De acordo com o InfoMoney, o senador defendeu que o Congresso discuta uma flexibilização da Consolidação das Leis do Trabalho (CLT), com a possibilidade de remuneração por hora e jornadas mais flexíveis.

A crítica à rigidez da CLT

Para o parlamentar, a legislação trabalhista brasileira, criada em 1943, estaria defasada diante das transformações da economia contemporânea. Nessa leitura, regras mais flexíveis poderiam acomodar melhor realidades como o teletrabalho e formas de trabalho mediadas por aplicativos.

A disputa de narrativas opõe, de um lado, defensores de redução de jornada como instrumento de bem-estar do trabalhador e, de outro, quem sustenta que a flexibilização seria o caminho para elevar produtividade e ampliar a inserção no mercado formal.

Como seria a jornada flexível

Segundo o senador, um modelo de contratação por hora daria maior autonomia a trabalhadores e empresas para ajustar a carga horária, preservando direitos previstos em lei. A proposta, de caráter geral, é apresentada como alternativa às mudanças estruturais na jornada semanal.

Tensões entre mercado e regulação

As implicações do debate ultrapassam a esfera política e afetam empregadores e trabalhadores em um cenário de incerteza econômica. A resistência ao fim do 6×1 e a alertas sobre custos associados a uma possível redução para 40 horas refletem o temor de que mudanças sem ganhos imediatos de eficiência desestimulem contratações.

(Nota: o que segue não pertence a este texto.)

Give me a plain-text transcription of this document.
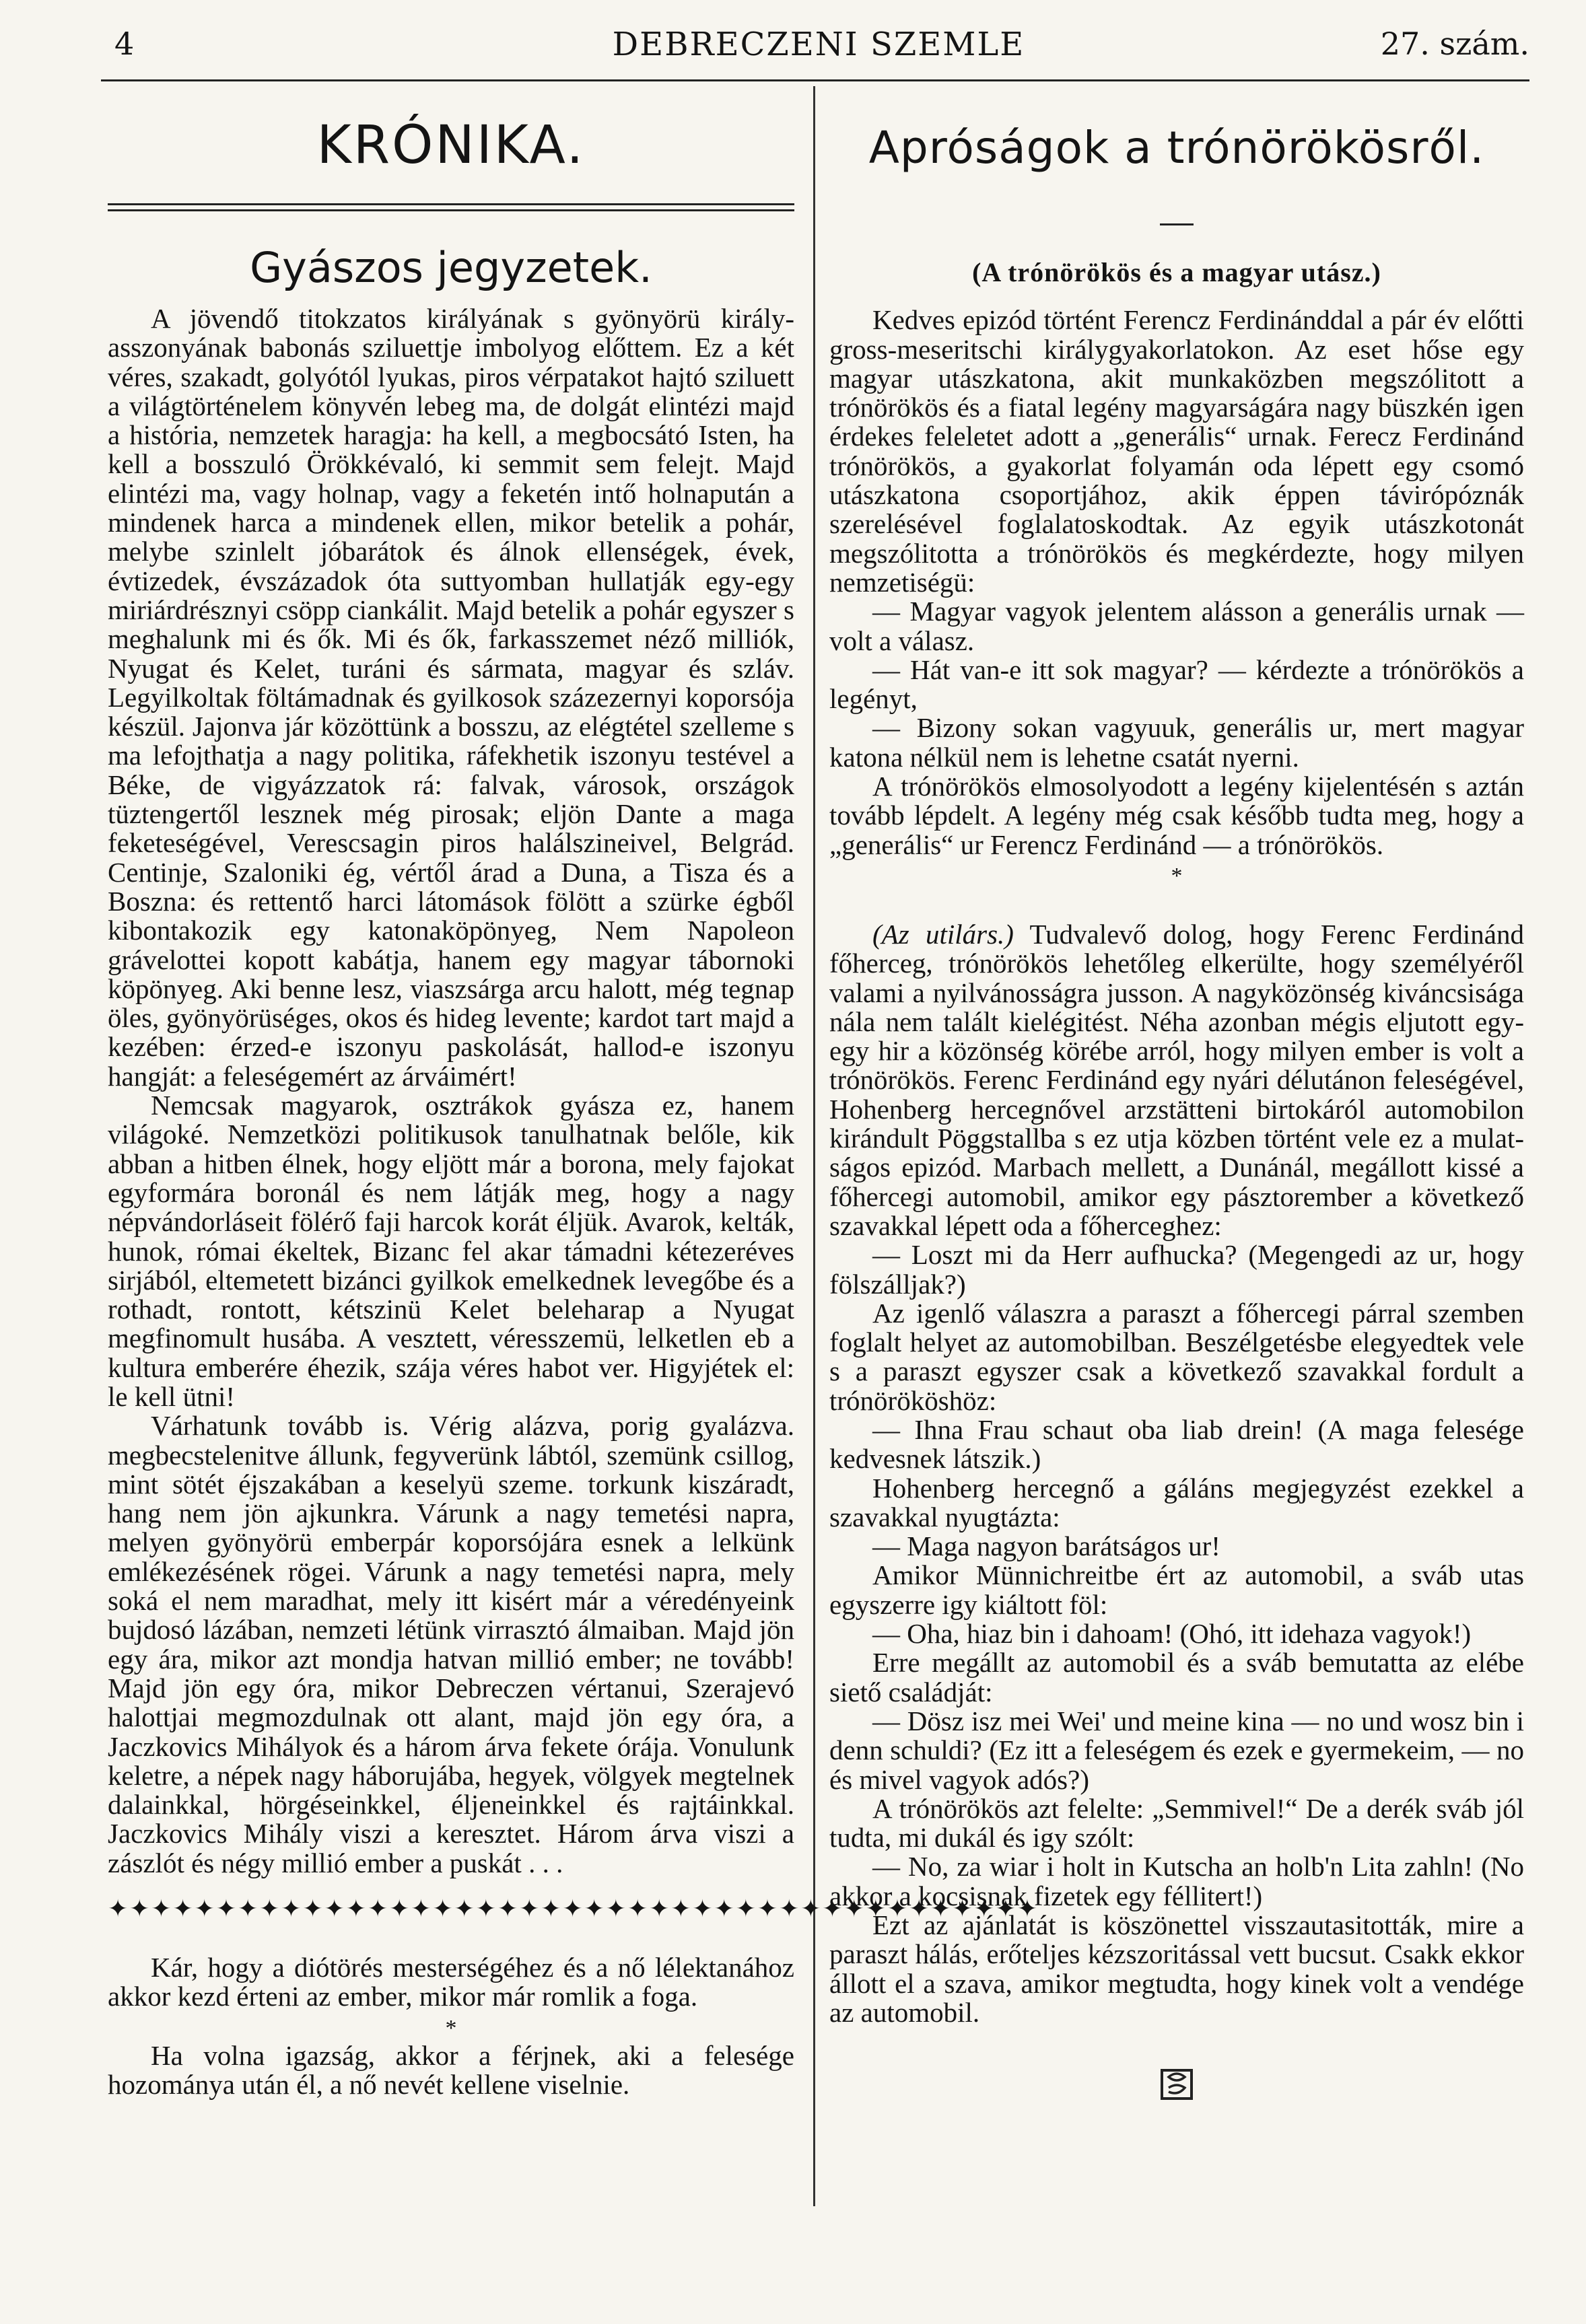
4	DEBRECZENI SZEMLE	27. szám.
KRÓNIKA.
Gyászos jegyzetek.

A jövendő titokzatos királyának s gyönyörü királyasszonyának babonás sziluettje imbolyog előttem. Ez a két véres, szakadt, golyótól lyukas, piros vérpatakot hajtó sziluett a világtörténelem könyvén lebeg ma, de dolgát elintézi majd a história, nemzetek haragja: ha kell, a megbocsátó Isten, ha kell a bosszuló Örökkévaló, ki semmit sem felejt. Majd elintézi ma, vagy holnap, vagy a feketén intő holnapután a mindenek harca a mindenek ellen, mikor betelik a pohár, melybe szinlelt jóbarátok és álnok ellenségek, évek, évtizedek, évszázadok óta suttyomban hullatják egy-egy miriárdrésznyi csöpp ciankálit. Majd betelik a pohár egyszer s meghalunk mi és ők. Mi és ők, farkasszemet néző milliók, Nyugat és Kelet, turáni és sármata, magyar és szláv. Legyilkoltak föltámadnak és gyilkosok százezernyi koporsója készül. Jajonva jár közöttünk a bosszu, az elégtétel szelleme s ma lefojthatja a nagy politika, ráfekhetik iszonyu testével a Béke, de vigyázzatok rá: falvak, városok, országok tüztengertől lesznek még pirosak; eljön Dante a maga feketeségével, Verescsagin piros halálszineivel, Belgrád. Centinje, Szaloniki ég, vértől árad a Duna, a Tisza és a Boszna: és rettentő harci látomások fölött a szürke égből kibontakozik egy katonaköpönyeg, Nem Napoleon grávelottei kopott kabátja, hanem egy magyar tábornoki köpönyeg. Aki benne lesz, viaszsárga arcu halott, még tegnap öles, gyönyörüséges, okos és hideg levente; kardot tart majd a kezében: érzed-e iszonyu paskolását, hallod-e iszonyu hangját: a feleségemért az árváimért!

Nemcsak magyarok, osztrákok gyásza ez, hanem világoké. Nemzetközi politikusok tanulhatnak belőle, kik abban a hitben élnek, hogy eljött már a borona, mely fajokat egyformára boronál és nem látják meg, hogy a nagy népvándorláseit fölérő faji harcok korát éljük. Avarok, kelták, hunok, római ékeltek, Bizanc fel akar támadni kétezeréves sirjából, eltemetett bizánci gyilkok emelkednek levegőbe és a rothadt, rontott, kétszinü Kelet beleharap a Nyugat megfinomult husába. A vesztett, véresszemü, lelketlen eb a kultura emberére éhezik, szája véres habot ver. Higyjétek el: le kell ütni!

Várhatunk tovább is. Vérig alázva, porig gyalázva. megbecstelenitve állunk, fegyverünk lábtól, szemünk csillog, mint sötét éjszakában a keselyü szeme. torkunk kiszáradt, hang nem jön ajkunkra. Várunk a nagy temetési napra, melyen gyönyörü emberpár koporsójára esnek a lelkünk emlékezésének rögei. Várunk a nagy temetési napra, mely soká el nem maradhat, mely itt kisért már a véredényeink bujdosó lázában, nemzeti létünk virrasztó álmaiban. Majd jön egy ára, mikor azt mondja hatvan millió ember; ne tovább! Majd jön egy óra, mikor Debreczen vértanui, Szerajevó halottjai megmozdulnak ott alant, majd jön egy óra, a Jaczkovics Mihályok és a három árva fekete órája. Vonulunk keletre, a népek nagy háborujába, hegyek, völgyek megtelnek dalainkkal, hörgéseinkkel, éljeneinkkel és rajtáinkkal. Jaczkovics Mihály viszi a keresztet. Három árva viszi a zászlót és négy millió ember a puskát . . .

✦✦✦✦✦✦✦✦✦✦✦✦✦✦✦✦✦✦✦✦✦✦✦✦✦✦✦✦✦✦✦✦✦✦✦✦✦✦✦✦✦✦✦

Kár, hogy a diótörés mesterségéhez és a nő lélektanához akkor kezd érteni az ember, mikor már romlik a foga.

*

Ha volna igazság, akkor a férjnek, aki a felesége hozománya után él, a nő nevét kellene viselnie.

Apróságok a trónörökösről.
(A trónörökös és a magyar utász.)

Kedves epizód történt Ferencz Ferdinánddal a pár év előtti gross-meseritschi királygyakorlatokon. Az eset hőse egy magyar utászkatona, akit munkaközben megszólitott a trónörökös és a fiatal legény magyarságára nagy büszkén igen érdekes feleletet adott a „generális“ urnak. Ferecz Ferdinánd trónörökös, a gyakorlat folyamán oda lépett egy csomó utászkatona csoportjához, akik éppen távirópóznák szerelésével foglalatoskodtak. Az egyik utászkotonát megszólitotta a trónörökös és megkérdezte, hogy milyen nemzetiségü:

— Magyar vagyok jelentem alásson a generális urnak — volt a válasz.

— Hát van-e itt sok magyar? — kérdezte a trónörökös a legényt,

— Bizony sokan vagyuuk, generális ur, mert magyar katona nélkül nem is lehetne csatát nyerni.

A trónörökös elmosolyodott a legény kijelentésén s aztán tovább lépdelt. A legény még csak később tudta meg, hogy a „generális“ ur Ferencz Ferdinánd — a trónörökös.

*

(Az utilárs.) Tudvalevő dolog, hogy Ferenc Ferdinánd főherceg, trónörökös lehetőleg elkerülte, hogy személyéről valami a nyilvánosságra jusson. A nagyközönség kiváncsisága nála nem talált kielégitést. Néha azonban mégis eljutott egy-egy hir a közönség körébe arról, hogy milyen ember is volt a trónörökös. Ferenc Ferdinánd egy nyári délutánon feleségével, Hohenberg hercegnővel arzstätteni birtokáról automobilon kirándult Pöggstallba s ez utja közben történt vele ez a mulatságos epizód. Marbach mellett, a Dunánál, megállott kissé a főhercegi automobil, amikor egy pásztorember a következő szavakkal lépett oda a főherceghez:

— Loszt mi da Herr aufhucka? (Megengedi az ur, hogy fölszálljak?)

Az igenlő válaszra a paraszt a főhercegi párral szemben foglalt helyet az automobilban. Beszélgetésbe elegyedtek vele s a paraszt egyszer csak a következő szavakkal fordult a trónörököshöz:

— Ihna Frau schaut oba liab drein! (A maga felesége kedvesnek látszik.)

Hohenberg hercegnő a gáláns megjegyzést ezekkel a szavakkal nyugtázta:

— Maga nagyon barátságos ur!

Amikor Münnichreitbe ért az automobil, a sváb utas egyszerre igy kiáltott föl:

— Oha, hiaz bin i dahoam! (Ohó, itt idehaza vagyok!)

Erre megállt az automobil és a sváb bemutatta az elébe siető családját:

— Dösz isz mei Wei' und meine kina — no und wosz bin i denn schuldi? (Ez itt a feleségem és ezek e gyermekeim, — no és mivel vagyok adós?)

A trónörökös azt felelte: „Semmivel!“ De a derék sváb jól tudta, mi dukál és igy szólt:

— No, za wiar i holt in Kutscha an holb'n Lita zahln! (No akkor a kocsisnak fizetek egy féllitert!)

Ezt az ajánlatát is köszönettel visszautasitották, mire a paraszt hálás, erőteljes kézszoritással vett bucsut. Csakk ekkor állott el a szava, amikor megtudta, hogy kinek volt a vendége az automobil.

Para o ecossistema de negócios, o embate sugere que qualquer alteração na jornada exigirá ajustes regulatórios para equilibrar proteção social e dinamismo do mercado de trabalho sem precarizar condições de vida.

Próximos passos no Congresso

Resta saber como as diferentes correntes políticas articularão essas visões no Legislativo. A defesa de remuneração por hora e maior flexibilidade, alinhada a modelos mais liberais, enfrenta resistência de centrais sindicais e de setores que temem erosão de direitos.

O acompanhamento da tramitação da PEC do 6×1 e de propostas alternativas ventiladas pelo PL será decisivo para entender os rumos das relações de trabalho no país nas próximas semanas e meses.